Researchers create ‘smart’ bionic limbs

    Prosthetics learn to predict a person’s motions to operate more naturally

    By Alex Zabjek and Therese Kehler on May 9, 2018

    Robot Head Blink

    For most of us, reaching for a cup of coffee is a natural motion performed without thought. For a person with a prosthetic limb, it involves a complex sequence of motions. Researchers at the BLINC Lab — Bionic Limbs for Improved Natural Control — are using AI to help create “smart” bionic limbs that operate more naturally with a person’s body.

    The Problem

    Modern robotic prosthetics are sophisticated yet frustratingly difficult for people to use in daily life. “They have a robot for an arm, but it’s really hard for them to tell it what to do,” says Patrick Pilarski, ’09 PhD, an AI researcher and Canada Research Chair in the Department of Medicine. Intelligent technology could increase the success rate of prosthetics and help people live fuller lives.

    The AI Solution

    Using a branch of AI called reinforcement learning, the research team is training prosthetics to track patterns in a person’s movements and eventually predict the motions. Called adaptive switching technology, it allows a person to communicate with the device. “That’s the bit where AI can help. It’s the ‘brains’ of the operation, so to speak,” says Pilarski, who also works with the U of A’s Alberta Machine Intelligence Institute.

    What’s Next?

    Amputees have tested the technology in lab settings and the results have been promising.

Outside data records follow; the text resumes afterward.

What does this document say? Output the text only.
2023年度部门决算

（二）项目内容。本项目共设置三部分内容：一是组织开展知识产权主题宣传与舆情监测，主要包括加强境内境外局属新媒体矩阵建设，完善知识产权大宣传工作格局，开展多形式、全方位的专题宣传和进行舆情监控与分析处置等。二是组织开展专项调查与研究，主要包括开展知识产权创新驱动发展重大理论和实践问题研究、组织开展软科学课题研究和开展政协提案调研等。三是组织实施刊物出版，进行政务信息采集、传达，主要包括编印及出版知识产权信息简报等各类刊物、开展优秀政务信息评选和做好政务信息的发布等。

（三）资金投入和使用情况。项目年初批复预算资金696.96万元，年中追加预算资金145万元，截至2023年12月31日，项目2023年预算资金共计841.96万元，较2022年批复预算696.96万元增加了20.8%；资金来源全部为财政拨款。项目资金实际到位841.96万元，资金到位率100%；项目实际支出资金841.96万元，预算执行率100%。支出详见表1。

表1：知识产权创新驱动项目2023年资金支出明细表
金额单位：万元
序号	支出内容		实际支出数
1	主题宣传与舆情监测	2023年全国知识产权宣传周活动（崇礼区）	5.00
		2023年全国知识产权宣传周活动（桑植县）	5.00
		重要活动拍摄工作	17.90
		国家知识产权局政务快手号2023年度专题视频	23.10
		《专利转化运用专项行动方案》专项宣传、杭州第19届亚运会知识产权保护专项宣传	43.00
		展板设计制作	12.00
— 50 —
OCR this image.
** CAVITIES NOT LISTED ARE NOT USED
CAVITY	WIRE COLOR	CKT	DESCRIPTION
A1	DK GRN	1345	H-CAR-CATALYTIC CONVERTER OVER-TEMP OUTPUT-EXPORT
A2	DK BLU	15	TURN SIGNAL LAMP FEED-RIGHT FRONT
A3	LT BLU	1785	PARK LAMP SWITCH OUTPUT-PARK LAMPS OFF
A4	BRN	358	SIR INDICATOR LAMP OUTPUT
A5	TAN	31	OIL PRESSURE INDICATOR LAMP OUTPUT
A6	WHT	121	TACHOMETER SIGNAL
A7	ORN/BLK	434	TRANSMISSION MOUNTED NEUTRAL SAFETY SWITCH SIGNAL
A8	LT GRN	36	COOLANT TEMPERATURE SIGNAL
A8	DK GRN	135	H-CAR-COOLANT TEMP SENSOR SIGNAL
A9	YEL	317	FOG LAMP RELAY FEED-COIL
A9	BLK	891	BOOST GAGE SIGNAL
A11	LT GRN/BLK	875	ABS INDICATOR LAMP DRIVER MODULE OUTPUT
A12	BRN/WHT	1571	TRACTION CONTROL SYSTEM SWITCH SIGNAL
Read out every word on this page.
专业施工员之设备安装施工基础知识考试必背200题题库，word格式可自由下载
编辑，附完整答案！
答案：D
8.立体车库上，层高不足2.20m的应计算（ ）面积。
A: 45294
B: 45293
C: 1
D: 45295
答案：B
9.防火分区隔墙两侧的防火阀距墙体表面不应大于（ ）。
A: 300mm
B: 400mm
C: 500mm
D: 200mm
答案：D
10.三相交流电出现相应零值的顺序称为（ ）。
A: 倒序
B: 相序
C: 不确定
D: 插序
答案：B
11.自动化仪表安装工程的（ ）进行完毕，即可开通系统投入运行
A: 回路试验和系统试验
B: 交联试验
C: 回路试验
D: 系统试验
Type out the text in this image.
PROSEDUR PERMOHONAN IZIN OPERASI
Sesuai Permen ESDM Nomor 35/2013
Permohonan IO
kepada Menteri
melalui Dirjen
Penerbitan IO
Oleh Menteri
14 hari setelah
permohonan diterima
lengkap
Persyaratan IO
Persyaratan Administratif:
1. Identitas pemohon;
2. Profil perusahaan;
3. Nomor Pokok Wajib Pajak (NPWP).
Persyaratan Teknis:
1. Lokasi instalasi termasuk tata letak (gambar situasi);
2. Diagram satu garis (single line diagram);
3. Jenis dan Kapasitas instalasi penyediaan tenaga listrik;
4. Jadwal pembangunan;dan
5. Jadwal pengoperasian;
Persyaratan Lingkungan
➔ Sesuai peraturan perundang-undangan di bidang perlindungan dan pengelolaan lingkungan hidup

Pilarski hopes to be able to share the open-source code with the world for free within 12 months. “Our goal is to take technology that has shown success in a research setting and put it in a form that companies, developers and designers can use as a foundation for building the prosthetic technologies of tomorrow.”

    Beyond Human Ability

    While the current research is focused on building better prosthetics to replace the abilities people have lost through injury or illness, the “big grand slam,” as Pilarksi calls it, would be to use technology to help people become “super-abled” — to do more than they could before. “The seamless communication, the interaction between humans and machines to solve problems together, to make the world a better place — this is one of the biggest challenges remaining to our species.”

    Patrick Pilarski is a Canada Research Chair in Machine Intelligence for Rehabilitation and is an assistant professor in the Division of Physical Medicine and Rehabilitation, Department of Medicine. He also is a principal investigator with the Alberta Machine Intelligence Institute and the Reinforcement Learning and Artificial Intelligence Laboratory.